African-Americans and Hispanics overwhelmingly supported Mr. Obama. White men voted for Mr. Romney; he won among those who said they opposed gay marriage, wanted to outlaw abortion, or favored mass deportation of illegal immigrants. None of those are majority positions in this country anymore.
Mr. Romney’s strategy of blaming Mr. Obama for just about everything, while serenely assuring Americans he had a plan to cut the deficit without raising taxes or making major cuts in Medicare, simply did not work.
A solid majority of voters said President George W. Bush was to blame for the state of the economy rather than Mr. Obama. And voters showed more subtlety in their economic analysis than Mr.

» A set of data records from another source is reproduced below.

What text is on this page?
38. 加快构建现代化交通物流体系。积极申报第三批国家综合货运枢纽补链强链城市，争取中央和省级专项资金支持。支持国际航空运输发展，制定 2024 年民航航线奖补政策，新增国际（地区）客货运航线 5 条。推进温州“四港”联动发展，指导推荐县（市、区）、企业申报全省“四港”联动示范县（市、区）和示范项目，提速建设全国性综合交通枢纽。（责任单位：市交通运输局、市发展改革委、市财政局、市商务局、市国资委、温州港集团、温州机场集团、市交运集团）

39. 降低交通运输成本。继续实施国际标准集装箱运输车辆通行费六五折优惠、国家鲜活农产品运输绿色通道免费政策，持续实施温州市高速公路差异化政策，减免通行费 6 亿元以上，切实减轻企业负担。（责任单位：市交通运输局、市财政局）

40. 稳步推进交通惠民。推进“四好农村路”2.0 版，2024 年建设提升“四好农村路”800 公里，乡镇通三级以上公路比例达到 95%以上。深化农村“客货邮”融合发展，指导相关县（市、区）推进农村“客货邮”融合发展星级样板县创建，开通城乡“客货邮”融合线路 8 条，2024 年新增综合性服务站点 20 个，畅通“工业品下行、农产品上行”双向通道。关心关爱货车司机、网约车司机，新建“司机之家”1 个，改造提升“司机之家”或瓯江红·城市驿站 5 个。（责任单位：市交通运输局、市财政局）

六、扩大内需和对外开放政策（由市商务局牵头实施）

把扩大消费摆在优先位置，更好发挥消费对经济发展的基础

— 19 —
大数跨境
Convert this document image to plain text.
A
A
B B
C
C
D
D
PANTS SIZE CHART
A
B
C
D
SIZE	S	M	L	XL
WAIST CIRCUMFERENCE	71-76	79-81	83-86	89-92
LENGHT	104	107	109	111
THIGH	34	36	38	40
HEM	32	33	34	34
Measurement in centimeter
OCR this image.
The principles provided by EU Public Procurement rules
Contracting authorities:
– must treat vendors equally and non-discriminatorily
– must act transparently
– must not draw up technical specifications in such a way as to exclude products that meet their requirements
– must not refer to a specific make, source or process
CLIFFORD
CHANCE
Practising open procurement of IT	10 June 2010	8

Romney probably expected. Those who thought the housing market and unemployment were the nation’s biggest problems said they voted for Mr. Obama. Those most concerned about taxes voted heavily for Mr. Romney.
Significantly, 60 percent of voters said taxes should be raised either on the rich or on everyone. Only 35 percent said they should not be raised at all; that group, naturally, went heavily for Mr. Romney. The polling made it clear that Americans were unhappy with the economic status quo, and substantial numbers of voters said the economy was getting worse. But Mr. Romney did not seem to persuade voters that the deficit was a crushing problem. Only 1 in 10 voters said the deficit was the most important issue facing the country.